May 3 - June 22, 2008
"You See," a Bawdy, Witty Look at a Remarkable Period in California Art
Hearst Panel to Discuss Impact of UC Davis Faculty
MORAGA -- On view at the Hearst Art Gallery at Saint Mary’s College from May 3 through June 22 will be the largest public exhibition ever of work by University of California - Davis faculty members Robert Arneson, Roy De Forest, Manuel Neri, Wayne Thiebaud and William T. Wiley.
A panel discussion with Neri, exhibition curator and director of the Richard L. Nelson Gallery Renny Pritikin, Brian Gross of Brian Gross Fine Art, San Francisco, longtime representative of the art works of Arneson and De Forest, and moderated by painter and printmaker Jessica Dunne, will take place on Sunday, May 4, at 2 p.m., in the Soda Activity Center. A reception in the nearby Hearst patio will follow the program.

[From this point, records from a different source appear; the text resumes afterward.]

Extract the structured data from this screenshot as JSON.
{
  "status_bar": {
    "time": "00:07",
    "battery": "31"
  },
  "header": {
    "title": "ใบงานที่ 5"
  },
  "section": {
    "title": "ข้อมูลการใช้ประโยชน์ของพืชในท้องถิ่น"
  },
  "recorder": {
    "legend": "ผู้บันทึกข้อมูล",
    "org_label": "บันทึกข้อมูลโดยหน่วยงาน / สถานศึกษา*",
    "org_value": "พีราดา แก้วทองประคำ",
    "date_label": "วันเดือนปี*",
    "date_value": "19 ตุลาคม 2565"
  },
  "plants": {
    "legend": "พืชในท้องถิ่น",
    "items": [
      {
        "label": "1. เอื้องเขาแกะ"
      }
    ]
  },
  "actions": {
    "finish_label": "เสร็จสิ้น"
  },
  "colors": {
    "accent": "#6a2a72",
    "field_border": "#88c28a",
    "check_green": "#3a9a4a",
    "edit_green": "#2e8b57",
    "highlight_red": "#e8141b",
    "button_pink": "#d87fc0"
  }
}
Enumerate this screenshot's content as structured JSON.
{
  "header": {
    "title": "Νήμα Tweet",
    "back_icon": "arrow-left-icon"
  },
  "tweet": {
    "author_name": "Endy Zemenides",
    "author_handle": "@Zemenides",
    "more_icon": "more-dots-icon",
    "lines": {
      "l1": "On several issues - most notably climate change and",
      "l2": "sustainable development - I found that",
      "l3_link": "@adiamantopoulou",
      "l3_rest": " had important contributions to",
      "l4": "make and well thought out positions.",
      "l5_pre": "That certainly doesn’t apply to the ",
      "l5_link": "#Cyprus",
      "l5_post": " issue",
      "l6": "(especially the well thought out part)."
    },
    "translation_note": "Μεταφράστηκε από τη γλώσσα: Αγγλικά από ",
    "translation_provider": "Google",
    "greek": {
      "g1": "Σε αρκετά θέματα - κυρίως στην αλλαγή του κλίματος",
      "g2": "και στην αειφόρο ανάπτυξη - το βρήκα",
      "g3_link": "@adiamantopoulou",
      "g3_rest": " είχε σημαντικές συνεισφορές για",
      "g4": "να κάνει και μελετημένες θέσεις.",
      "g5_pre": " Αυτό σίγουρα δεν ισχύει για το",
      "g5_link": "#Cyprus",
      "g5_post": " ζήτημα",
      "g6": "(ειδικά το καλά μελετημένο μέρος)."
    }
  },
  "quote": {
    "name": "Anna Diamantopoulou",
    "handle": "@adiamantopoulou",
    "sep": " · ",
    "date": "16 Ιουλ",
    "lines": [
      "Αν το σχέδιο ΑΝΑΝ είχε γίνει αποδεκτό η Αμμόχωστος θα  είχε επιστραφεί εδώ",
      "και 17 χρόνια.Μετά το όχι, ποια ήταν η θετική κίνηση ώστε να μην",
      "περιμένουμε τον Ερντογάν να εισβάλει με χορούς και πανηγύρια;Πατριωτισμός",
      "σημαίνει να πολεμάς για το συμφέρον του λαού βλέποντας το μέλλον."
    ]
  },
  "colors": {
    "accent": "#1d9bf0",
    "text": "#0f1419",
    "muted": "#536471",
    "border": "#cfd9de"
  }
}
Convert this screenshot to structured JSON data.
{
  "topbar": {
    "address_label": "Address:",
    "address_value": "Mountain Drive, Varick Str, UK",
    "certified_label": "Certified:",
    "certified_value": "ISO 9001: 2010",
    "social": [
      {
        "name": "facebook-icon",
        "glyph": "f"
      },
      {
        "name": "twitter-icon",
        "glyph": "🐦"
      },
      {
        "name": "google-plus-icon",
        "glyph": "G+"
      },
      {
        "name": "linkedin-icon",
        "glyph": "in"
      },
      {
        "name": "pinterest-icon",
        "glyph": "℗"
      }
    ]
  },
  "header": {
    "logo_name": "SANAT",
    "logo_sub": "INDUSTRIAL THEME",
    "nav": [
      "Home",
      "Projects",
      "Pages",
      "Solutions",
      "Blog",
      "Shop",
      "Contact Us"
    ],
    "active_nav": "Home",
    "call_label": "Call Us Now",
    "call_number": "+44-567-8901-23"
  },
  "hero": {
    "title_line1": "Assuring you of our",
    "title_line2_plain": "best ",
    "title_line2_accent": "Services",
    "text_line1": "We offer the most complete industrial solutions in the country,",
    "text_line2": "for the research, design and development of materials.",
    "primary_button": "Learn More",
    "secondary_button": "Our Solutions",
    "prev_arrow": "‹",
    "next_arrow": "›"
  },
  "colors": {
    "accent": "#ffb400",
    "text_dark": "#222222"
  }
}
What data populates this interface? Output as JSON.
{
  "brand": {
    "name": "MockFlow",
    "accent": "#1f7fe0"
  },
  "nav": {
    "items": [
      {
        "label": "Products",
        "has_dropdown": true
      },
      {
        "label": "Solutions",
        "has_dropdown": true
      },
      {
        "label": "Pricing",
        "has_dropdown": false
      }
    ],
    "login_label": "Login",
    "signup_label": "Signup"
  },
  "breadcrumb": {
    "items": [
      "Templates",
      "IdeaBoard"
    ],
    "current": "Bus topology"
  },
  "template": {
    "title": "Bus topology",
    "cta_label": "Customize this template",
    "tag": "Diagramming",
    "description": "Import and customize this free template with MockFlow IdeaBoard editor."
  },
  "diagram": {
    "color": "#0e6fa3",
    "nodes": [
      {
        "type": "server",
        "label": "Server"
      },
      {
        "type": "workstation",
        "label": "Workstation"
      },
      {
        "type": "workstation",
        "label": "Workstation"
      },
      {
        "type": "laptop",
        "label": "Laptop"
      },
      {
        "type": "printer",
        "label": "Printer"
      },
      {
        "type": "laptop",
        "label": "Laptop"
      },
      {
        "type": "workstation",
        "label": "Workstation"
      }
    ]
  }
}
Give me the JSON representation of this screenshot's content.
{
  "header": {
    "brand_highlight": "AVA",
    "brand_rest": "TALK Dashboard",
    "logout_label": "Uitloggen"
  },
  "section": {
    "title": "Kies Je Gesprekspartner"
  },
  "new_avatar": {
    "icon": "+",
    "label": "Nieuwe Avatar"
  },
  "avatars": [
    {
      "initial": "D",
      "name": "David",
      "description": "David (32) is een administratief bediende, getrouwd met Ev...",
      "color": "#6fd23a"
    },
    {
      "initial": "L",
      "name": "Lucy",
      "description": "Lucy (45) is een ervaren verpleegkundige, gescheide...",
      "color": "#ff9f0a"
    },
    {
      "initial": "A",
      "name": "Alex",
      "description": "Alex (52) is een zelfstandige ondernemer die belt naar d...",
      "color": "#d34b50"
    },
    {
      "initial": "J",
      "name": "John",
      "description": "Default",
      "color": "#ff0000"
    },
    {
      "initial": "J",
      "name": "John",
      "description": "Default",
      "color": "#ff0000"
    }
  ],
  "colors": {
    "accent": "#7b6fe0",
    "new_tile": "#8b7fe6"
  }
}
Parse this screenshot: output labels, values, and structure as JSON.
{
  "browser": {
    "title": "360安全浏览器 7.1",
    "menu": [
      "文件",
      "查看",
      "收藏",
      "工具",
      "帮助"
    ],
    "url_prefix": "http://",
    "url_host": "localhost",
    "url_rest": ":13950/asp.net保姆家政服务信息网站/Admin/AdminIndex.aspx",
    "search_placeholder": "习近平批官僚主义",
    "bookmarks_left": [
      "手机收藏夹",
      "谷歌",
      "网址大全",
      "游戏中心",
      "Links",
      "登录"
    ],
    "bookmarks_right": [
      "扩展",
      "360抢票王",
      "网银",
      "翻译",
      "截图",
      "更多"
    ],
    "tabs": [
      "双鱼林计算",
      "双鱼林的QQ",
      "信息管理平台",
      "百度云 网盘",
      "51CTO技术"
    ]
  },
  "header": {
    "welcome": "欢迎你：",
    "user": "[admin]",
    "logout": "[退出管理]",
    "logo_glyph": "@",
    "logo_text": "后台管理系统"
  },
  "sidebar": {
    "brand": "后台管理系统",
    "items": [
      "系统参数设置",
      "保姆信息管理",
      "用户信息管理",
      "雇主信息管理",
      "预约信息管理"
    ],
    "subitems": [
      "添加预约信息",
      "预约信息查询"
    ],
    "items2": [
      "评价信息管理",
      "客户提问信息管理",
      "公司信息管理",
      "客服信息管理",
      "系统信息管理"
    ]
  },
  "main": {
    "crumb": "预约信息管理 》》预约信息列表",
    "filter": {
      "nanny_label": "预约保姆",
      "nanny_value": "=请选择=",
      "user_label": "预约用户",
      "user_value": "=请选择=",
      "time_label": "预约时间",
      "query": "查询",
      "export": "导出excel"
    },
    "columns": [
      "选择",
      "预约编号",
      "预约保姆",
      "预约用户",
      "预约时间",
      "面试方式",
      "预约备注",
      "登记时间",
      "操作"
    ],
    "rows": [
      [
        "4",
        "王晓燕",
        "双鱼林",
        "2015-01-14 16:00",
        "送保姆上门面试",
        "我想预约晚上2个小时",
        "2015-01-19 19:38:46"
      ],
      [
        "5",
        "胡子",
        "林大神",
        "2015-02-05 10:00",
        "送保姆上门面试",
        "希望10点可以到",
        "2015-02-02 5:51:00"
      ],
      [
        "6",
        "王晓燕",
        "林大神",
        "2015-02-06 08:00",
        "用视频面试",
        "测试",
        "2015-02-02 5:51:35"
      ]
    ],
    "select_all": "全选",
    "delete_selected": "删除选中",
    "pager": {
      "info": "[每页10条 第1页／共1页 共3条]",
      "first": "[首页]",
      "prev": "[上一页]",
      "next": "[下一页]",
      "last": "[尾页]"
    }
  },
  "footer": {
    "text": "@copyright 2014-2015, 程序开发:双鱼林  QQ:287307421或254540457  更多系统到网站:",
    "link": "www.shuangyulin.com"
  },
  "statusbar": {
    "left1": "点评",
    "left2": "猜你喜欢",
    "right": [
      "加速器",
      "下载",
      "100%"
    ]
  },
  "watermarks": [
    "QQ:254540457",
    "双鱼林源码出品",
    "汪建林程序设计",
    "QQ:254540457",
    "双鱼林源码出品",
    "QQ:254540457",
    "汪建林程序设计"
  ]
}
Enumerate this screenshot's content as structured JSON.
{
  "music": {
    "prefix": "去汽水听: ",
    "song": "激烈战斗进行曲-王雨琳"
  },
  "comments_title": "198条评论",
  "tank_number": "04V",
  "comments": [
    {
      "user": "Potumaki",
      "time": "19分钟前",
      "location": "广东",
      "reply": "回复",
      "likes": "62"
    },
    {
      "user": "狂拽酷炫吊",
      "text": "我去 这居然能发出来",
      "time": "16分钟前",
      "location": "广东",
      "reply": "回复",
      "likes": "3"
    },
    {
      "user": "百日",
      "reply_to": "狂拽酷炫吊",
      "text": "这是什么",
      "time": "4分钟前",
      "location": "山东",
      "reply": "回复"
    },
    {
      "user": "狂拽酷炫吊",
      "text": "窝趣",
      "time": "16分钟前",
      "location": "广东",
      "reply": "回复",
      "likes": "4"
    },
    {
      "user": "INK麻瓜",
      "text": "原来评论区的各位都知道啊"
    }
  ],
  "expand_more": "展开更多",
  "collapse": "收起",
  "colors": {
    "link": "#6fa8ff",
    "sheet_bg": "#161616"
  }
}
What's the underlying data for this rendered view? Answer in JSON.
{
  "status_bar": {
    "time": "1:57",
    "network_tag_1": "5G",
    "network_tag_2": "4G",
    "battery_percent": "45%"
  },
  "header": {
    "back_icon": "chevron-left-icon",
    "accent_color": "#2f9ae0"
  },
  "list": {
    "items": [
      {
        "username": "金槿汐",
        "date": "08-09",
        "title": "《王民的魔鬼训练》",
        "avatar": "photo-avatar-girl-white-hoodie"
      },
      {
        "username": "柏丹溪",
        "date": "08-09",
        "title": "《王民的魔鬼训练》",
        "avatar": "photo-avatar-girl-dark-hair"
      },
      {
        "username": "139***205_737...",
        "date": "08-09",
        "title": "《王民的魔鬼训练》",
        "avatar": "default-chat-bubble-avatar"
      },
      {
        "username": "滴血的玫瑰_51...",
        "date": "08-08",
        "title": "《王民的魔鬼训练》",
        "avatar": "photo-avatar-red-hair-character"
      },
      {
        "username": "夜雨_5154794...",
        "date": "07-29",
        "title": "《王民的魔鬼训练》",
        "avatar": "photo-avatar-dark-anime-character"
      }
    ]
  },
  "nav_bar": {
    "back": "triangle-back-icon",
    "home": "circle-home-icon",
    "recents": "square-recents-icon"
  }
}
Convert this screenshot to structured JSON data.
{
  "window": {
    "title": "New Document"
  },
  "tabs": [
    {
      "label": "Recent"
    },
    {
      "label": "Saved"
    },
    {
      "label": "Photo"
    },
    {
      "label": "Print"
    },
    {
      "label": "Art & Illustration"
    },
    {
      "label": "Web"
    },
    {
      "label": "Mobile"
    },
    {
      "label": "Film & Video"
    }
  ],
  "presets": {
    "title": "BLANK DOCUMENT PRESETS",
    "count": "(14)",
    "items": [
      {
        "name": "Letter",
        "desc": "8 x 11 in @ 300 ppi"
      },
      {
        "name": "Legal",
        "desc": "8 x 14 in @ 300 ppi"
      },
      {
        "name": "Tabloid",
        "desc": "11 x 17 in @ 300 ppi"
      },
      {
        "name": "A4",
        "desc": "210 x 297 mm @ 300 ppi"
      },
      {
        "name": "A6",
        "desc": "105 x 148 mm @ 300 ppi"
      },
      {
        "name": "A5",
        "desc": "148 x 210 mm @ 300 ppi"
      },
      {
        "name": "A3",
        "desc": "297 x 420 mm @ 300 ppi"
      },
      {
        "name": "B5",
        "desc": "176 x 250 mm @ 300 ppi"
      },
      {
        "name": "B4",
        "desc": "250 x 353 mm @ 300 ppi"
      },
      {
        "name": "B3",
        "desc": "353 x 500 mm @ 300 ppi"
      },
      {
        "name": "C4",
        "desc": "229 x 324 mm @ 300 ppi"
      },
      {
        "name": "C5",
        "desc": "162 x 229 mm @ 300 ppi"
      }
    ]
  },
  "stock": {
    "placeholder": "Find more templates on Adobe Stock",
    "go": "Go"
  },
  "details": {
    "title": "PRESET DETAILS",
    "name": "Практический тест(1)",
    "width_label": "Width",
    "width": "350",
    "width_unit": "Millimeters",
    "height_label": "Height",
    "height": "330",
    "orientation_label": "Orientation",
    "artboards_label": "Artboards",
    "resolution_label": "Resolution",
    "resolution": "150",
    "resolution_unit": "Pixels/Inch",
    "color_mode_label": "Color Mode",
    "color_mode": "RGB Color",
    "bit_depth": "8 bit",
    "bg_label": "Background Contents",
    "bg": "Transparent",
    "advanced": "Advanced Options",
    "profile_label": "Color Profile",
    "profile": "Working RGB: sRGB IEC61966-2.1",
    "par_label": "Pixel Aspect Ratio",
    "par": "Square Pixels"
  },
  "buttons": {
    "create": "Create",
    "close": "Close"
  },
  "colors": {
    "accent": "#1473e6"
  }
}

"History was made in the Central Valley in the early '60s when five great artists came together on the same faculty for over a decade and changed the nature and perception of art in California forever," said Nelson Gallery director Renny Pritikin. "We are tremendously excited to be able, for the first time, to display the best of these little-seen works in a single exhibit -- and to be able to travel the collection."
The exhibition includes 36 works from the Nelson's permanent collection. "The Palace at 9 a.m.," Arneson's enormous ceramic ode to his '50s-era Davis tract home, will anchor the show, together with three Thiebaud masterworks and three of Neri's most admired figurative sculptures. "Crash," Arneson's bronze homage to Jackson Pollock, is also included, together with rarely seen paintings, drawings and prints by De Forest and Wiley.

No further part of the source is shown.